MemAgent: Reshaping Long-context LLM with RL-based Memory Agent
Allow LLMs to process arbitrarily long input texts by training an internal, fixed-length memory agent with RL
Introduction
As you know, I love looking at Memory for LLMs.
If you missed it, a few months ago I discuss two startups in the space:
Today I am back discussing it from a different angle: not infra but rather modelling.
It’s not a secret that LLMs are still severely constrained by fixed context windows, which prevents them from handling entire documents or maintaining long-term memory in agent systems. Some fixes have been applied from model providers:
Context caching to help with resource costs
1M context lengths to brute force your way to big contexts
Updating context by summarizing it if it gets too big.
But why not have an agent do the last point? This is what MemAgent is about!
Memory-based architecture
MemAgent transforms the long-context problem by implementing a fixed-length memory system that operates within the LLM's standard context window.
The key innovation is its "overwrite strategy," where the model processes long documents segment by segment while maintaining a dynamically updated memory of fixed size.
The architecture consists of two main components:
Context-Processing Module: Iteratively processes text chunks while updating the memory
Answer-Generation Module: Uses the final accumulated memory to generate responses
The memory itself is composed of ordinary tokens, ensuring compatibility with existing transformer architectures without requiring architectural modifications.
Let’s get more details on the exact way it works :)
Essentially, MemAgent views an arbitrarily long document not as a monolithic block but as a controlled stream of evidence.
At every step, the model sees exactly two things: the next chunk of text and a compact, fixed-length memory that summarizes everything deemed important so far.
The memory is just a sequence of ordinary tokens inside the context window, so the core generation process of the base LLM remains unchanged. After reading a new chunk, the model overwrites the previous memory with an updated one.
This overwrite strategy seems too simple, yet it is precisely what enables the system to scale: because memory length never grows, the total compute per chunk stays O(1) and end-to-end complexity is strictly linear to the number of chunks.
The overwrite decision is formulated as a reinforcement learning problem: the agent is rewarded for retaining information that will later prove useful and for discarding distractors that would waste precious tokens.
Within the Context-Processing module the model iterates over chunks, updating memory with a prompt template.
Once the stream is exhausted, a final Answer-Generation module is invoked where the model consults only the problem statement and the memory to produce its boxed answer. Because positional embeddings are never re-scaled or patched, the same tokenization and attention layout apply in both modules, unlocking the model’s latent length-extrapolation capability without any architectural modifications.

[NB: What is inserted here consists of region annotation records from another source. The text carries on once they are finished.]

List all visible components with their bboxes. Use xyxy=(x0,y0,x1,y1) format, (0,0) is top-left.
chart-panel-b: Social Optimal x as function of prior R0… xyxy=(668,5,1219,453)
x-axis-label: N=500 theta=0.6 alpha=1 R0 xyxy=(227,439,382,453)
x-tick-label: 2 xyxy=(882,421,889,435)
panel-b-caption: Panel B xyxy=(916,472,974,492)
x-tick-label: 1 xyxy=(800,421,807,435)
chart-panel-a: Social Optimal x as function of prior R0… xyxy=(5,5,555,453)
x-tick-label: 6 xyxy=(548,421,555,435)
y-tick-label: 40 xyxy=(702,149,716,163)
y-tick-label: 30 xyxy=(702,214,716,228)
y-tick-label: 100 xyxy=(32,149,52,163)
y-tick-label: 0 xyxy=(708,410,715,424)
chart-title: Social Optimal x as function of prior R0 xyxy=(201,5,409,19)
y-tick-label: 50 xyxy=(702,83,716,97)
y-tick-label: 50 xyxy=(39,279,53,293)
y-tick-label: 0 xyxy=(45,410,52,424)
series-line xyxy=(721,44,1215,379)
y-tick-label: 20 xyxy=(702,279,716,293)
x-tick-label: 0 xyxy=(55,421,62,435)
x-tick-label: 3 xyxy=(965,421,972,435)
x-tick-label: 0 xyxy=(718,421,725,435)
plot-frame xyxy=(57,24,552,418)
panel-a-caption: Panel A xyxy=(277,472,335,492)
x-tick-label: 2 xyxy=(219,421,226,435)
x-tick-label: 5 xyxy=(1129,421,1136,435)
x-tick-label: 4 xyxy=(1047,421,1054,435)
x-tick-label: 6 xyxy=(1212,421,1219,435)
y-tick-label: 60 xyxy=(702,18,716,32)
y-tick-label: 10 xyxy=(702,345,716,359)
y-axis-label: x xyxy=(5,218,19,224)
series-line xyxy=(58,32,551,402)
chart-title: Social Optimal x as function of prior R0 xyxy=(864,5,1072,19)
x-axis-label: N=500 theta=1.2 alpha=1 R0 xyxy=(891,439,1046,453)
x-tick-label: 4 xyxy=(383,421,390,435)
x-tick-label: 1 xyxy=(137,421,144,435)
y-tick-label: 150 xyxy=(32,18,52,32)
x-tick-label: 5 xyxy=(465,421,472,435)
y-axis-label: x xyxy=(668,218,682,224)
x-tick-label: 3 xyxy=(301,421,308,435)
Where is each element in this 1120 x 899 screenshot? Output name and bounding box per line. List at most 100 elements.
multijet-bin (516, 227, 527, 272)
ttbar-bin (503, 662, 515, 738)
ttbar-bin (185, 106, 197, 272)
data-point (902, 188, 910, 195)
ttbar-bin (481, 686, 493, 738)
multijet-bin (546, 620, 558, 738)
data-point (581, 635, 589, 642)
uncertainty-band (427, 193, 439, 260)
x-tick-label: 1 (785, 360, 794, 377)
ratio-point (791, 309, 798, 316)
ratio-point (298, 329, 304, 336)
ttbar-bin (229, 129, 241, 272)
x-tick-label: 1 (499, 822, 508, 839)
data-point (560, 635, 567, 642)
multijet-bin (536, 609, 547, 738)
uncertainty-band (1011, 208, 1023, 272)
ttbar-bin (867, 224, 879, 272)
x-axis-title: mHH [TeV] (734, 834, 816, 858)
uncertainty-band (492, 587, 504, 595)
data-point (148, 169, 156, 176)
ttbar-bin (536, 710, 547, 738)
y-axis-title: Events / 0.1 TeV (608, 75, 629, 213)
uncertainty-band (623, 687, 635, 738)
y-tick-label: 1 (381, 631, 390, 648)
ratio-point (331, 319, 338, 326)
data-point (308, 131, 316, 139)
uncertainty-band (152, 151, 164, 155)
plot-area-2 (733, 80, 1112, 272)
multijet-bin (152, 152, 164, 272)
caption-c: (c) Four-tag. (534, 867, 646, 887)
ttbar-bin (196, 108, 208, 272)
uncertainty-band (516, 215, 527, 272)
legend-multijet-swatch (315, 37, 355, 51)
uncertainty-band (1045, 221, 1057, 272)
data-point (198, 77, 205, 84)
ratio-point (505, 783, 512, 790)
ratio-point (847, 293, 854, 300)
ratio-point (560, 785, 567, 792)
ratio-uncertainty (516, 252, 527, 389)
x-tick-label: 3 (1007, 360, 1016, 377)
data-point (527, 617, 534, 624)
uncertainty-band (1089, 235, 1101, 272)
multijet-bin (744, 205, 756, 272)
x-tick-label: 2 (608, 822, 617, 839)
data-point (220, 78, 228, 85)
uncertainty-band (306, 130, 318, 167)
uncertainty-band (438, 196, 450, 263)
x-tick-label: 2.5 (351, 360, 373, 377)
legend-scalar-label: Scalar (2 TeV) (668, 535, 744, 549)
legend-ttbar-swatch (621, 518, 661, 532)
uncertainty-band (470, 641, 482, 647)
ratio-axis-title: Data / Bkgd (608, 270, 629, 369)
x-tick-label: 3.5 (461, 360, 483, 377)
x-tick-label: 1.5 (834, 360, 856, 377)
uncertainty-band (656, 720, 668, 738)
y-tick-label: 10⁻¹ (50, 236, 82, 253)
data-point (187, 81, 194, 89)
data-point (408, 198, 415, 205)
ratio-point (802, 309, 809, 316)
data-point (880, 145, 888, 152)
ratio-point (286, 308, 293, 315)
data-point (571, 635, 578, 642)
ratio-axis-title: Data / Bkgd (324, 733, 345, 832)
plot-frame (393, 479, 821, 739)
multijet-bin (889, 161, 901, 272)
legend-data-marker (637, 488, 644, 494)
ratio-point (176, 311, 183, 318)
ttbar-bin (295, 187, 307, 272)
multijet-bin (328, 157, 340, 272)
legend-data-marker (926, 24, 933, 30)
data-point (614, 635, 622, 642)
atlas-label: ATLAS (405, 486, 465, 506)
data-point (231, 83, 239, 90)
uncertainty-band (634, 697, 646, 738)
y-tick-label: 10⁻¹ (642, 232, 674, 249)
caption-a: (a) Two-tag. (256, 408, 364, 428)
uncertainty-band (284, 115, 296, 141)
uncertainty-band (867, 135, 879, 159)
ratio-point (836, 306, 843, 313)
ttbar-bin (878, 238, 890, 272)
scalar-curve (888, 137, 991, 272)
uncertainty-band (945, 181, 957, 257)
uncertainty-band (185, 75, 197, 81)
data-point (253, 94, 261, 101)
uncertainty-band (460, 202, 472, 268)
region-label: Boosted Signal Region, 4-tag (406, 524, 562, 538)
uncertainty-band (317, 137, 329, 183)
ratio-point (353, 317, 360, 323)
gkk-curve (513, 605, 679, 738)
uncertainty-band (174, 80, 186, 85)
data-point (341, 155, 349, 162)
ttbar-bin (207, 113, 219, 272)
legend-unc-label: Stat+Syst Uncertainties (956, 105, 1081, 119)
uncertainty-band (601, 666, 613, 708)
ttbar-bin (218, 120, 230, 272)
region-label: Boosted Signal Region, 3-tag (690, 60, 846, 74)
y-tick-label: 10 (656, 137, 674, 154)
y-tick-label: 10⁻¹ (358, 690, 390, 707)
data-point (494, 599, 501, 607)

MemAgent enjoys three benefits from this design:
Unlimited length: the document can be millions of tokens because it is processed as a stream;
No performance cliff: RL encourages the memory to retain exactly the information needed, yielding near-lossless extrapolation.
Linear cost: a constant window size implies decoding time and memory consumption grow linearly with input length. This renders a practical recipe for turning any moderately context-sized LLM into an efficient long-context reasoner with minimal engineering overhead
Reinforcement Learning Framework
As discussed above, the critical challenge of determining what information to retain or discard is formulated as a reinforcement learning problem.
MemAgent employs a novel extension of the DAPO (Distributed Advantage Policy Optimization) algorithm called Multi-Conv DAPO, specifically designed to handle multiple context-independent conversations that contribute to a single outcome.
The training process rewards memory updates that lead to correct final answers, allowing the model to learn effective compression and retention strategies.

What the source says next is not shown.